Sometimes we may come across the situation in Document Understanding that the data can be spread across in multiple pages, and we use multiple techniques to capture data from different fields. If the document is a multipage document, and the data belongs to multiple pages, the issue is that when we open it in Validate stage, the field and data location mapping doesn’t work. It works only if it is a single page document. I do not want to use AI center to do the mapping for this, but it would be a good idea if we have a feature called ‘Document Merging’ which means the entire data set can be considered from a document (multi page) and extract the data from any pages, based on the extractor type. When we define the field properties in the taxonomy manager, there should be an additional property called ‘Document Merging’ with the value options ‘First Page’, ‘First Occurrence’, ‘Last Page’, ‘Last Occurrence’ etc.
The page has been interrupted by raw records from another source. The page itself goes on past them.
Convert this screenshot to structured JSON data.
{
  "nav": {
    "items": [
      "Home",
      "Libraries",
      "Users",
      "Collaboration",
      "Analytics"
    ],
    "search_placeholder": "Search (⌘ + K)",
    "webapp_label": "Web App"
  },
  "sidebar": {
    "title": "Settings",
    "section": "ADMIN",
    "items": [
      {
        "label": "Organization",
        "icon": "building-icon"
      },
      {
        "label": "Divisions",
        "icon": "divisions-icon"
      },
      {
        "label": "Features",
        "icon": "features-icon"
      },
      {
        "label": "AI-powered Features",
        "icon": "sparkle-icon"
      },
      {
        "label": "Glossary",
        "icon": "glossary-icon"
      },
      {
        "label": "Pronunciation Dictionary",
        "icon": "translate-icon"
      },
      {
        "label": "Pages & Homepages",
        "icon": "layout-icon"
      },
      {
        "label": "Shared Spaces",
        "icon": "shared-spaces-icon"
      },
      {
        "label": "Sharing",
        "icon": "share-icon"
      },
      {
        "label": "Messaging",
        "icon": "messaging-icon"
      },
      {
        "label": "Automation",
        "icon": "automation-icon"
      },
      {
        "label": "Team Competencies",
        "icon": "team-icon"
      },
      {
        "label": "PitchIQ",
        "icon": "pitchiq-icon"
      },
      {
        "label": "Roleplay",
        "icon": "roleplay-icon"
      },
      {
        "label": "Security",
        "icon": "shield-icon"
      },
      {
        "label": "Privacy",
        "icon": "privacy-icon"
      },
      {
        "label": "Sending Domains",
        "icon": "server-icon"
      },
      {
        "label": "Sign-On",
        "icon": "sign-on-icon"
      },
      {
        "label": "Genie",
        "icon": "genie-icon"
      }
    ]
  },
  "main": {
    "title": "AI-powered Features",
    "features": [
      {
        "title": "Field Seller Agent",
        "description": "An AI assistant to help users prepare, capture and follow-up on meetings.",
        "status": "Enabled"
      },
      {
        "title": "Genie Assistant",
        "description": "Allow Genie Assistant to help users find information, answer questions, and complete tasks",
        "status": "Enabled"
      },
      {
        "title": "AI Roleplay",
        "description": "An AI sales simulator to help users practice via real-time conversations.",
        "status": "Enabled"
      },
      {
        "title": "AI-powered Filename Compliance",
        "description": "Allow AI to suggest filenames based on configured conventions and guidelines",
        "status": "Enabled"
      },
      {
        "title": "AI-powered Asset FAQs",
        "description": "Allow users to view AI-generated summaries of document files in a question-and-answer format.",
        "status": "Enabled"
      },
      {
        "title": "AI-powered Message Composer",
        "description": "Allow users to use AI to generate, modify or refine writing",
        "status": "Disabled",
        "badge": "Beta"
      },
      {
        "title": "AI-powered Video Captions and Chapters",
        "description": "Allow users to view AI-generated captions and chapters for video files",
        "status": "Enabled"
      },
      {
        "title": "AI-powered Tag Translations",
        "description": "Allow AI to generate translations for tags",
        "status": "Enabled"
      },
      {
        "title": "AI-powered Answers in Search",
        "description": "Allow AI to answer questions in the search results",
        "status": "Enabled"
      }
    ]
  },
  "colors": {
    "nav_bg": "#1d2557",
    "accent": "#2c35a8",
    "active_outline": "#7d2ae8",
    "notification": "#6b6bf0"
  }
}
Then when we open it in the Validate station, we will be able to see the data and values are mapped to the right page
Hello @jamesjacobsydney
Let me see that I understand you correctly: in cases data is spread upon multiple pages, you need a way to configure an extractor in such way that, it can determine the data from more than one page? For example, if:
- a table is longer than a page
- a description or contract clause starts on one page and continues to the second one
then you want to capture the entire information.
Is this the problem you are trying to solve?else, can you please tell me a little more about your use case?
Thanks in advance,
Monica